O caso da UHE Tijuco Alto enquadra-se perfeitamente nessa definição de racismo ambiental. No Vale estão presentes mais de 50 quilombos, além de tribos indígenas e comunidades ribeirinhas. A construção desta usina e de mais outras três previstas teria como conseqüência a desagregação dessas comunidades tradicionais, e a perda de um patrimônio cultural inestimável.

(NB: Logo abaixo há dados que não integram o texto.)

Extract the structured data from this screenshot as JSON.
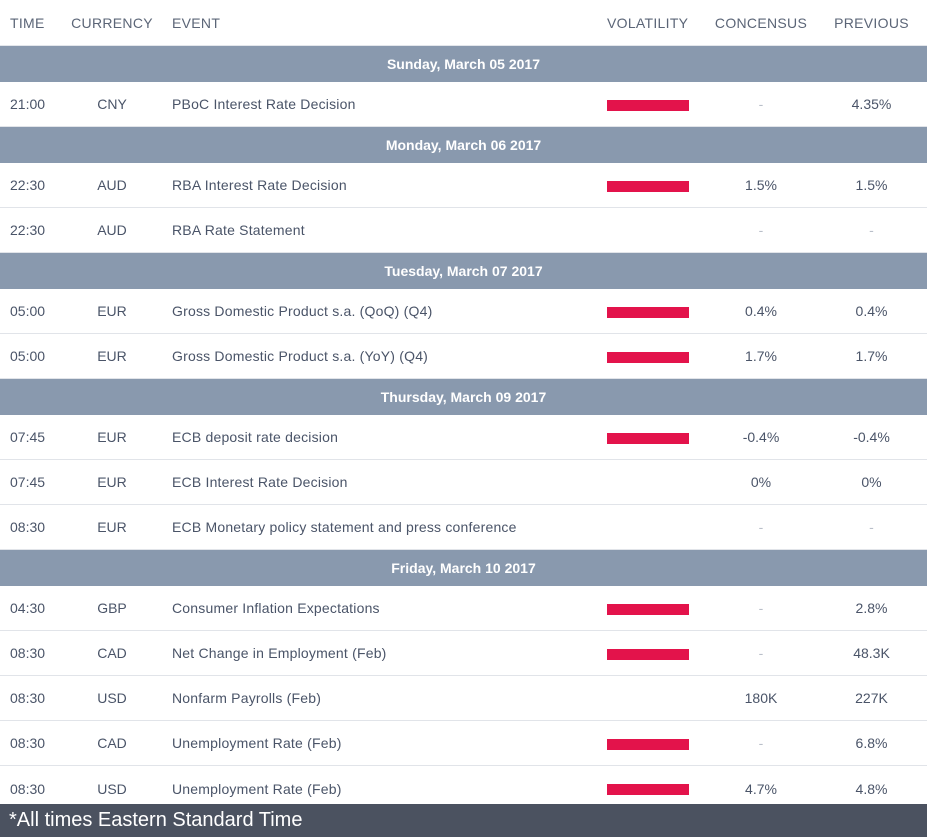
{
  "header": {
    "time": "TIME",
    "currency": "CURRENCY",
    "event": "EVENT",
    "volatility": "VOLATILITY",
    "consensus": "CONCENSUS",
    "previous": "PREVIOUS"
  },
  "days": [
    {
      "label": "Sunday, March 05 2017",
      "rows": [
        {
          "time": "21:00",
          "currency": "CNY",
          "event": "PBoC Interest Rate Decision",
          "volatility": "high",
          "consensus": "-",
          "previous": "4.35%"
        }
      ]
    },
    {
      "label": "Monday, March 06 2017",
      "rows": [
        {
          "time": "22:30",
          "currency": "AUD",
          "event": "RBA Interest Rate Decision",
          "volatility": "high",
          "consensus": "1.5%",
          "previous": "1.5%"
        },
        {
          "time": "22:30",
          "currency": "AUD",
          "event": "RBA Rate Statement",
          "volatility": "",
          "consensus": "-",
          "previous": "-"
        }
      ]
    },
    {
      "label": "Tuesday, March 07 2017",
      "rows": [
        {
          "time": "05:00",
          "currency": "EUR",
          "event": "Gross Domestic Product s.a. (QoQ) (Q4)",
          "volatility": "high",
          "consensus": "0.4%",
          "previous": "0.4%"
        },
        {
          "time": "05:00",
          "currency": "EUR",
          "event": "Gross Domestic Product s.a. (YoY) (Q4)",
          "volatility": "high",
          "consensus": "1.7%",
          "previous": "1.7%"
        }
      ]
    },
    {
      "label": "Thursday, March 09 2017",
      "rows": [
        {
          "time": "07:45",
          "currency": "EUR",
          "event": "ECB deposit rate decision",
          "volatility": "high",
          "consensus": "-0.4%",
          "previous": "-0.4%"
        },
        {
          "time": "07:45",
          "currency": "EUR",
          "event": "ECB Interest Rate Decision",
          "volatility": "",
          "consensus": "0%",
          "previous": "0%"
        },
        {
          "time": "08:30",
          "currency": "EUR",
          "event": "ECB Monetary policy statement and press conference",
          "volatility": "",
          "consensus": "-",
          "previous": "-"
        }
      ]
    },
    {
      "label": "Friday, March 10 2017",
      "rows": [
        {
          "time": "04:30",
          "currency": "GBP",
          "event": "Consumer Inflation Expectations",
          "volatility": "high",
          "consensus": "-",
          "previous": "2.8%"
        },
        {
          "time": "08:30",
          "currency": "CAD",
          "event": "Net Change in Employment (Feb)",
          "volatility": "high",
          "consensus": "-",
          "previous": "48.3K"
        },
        {
          "time": "08:30",
          "currency": "USD",
          "event": "Nonfarm Payrolls (Feb)",
          "volatility": "",
          "consensus": "180K",
          "previous": "227K"
        },
        {
          "time": "08:30",
          "currency": "CAD",
          "event": "Unemployment Rate (Feb)",
          "volatility": "high",
          "consensus": "-",
          "previous": "6.8%"
        },
        {
          "time": "08:30",
          "currency": "USD",
          "event": "Unemployment Rate (Feb)",
          "volatility": "high",
          "consensus": "4.7%",
          "previous": "4.8%"
        }
      ]
    }
  ],
  "footer": {
    "note": "*All times Eastern Standard Time"
  },
  "colors": {
    "day_header_bg": "#8999ae",
    "volatility_bar": "#e3134b",
    "footer_bg": "#4b5260"
  }
}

Serra veta projeto sobre o Ribeira de Iguape
Em junho, foi aprovado um projeto de autoria do deputado estadual Raul Marcelo (Psol-SP) que transforma o rio Ribeira de Iguape em patrimônio histórico, cultural e ambiental de São Paulo. No entanto, o projeto foi vetado pelo governador José Serra. O objetivo do projeto, em primeiro lugar, é a preservação ambiental do rio e, consequentemente, do Vale do Ribeira. Em segundo lugar, a preservação social e cultural das comunidades quilombolas e indígenas da região.
O veto de Serra ainda deverá ser discutido e votado na Assembléia Legislativa. Até lá, é imprescindível realizar uma campanha de pressão sobre os deputados estaduais para derrubar o veto.
Uma campanha nacional
Na última Audiência Pública, realizada na Assembléia Legislativa, decidiu-se pela formação de um Comitê em Defesa do Vale do Ribeira que dará continuidade à luta. Na próxima semana o Comitê estará se reunindo para definir os próximos passos.
Acreditamos que, com ampla divulgação e mobilização, é possível impor uma derrota a Antonio Ermírio de Moraes e evitar que a catástrofe seja consumada. Para isso é fundamental que todas as entidades participem desta luta, ajudando a divulgá-la da maneira mais ampla possível.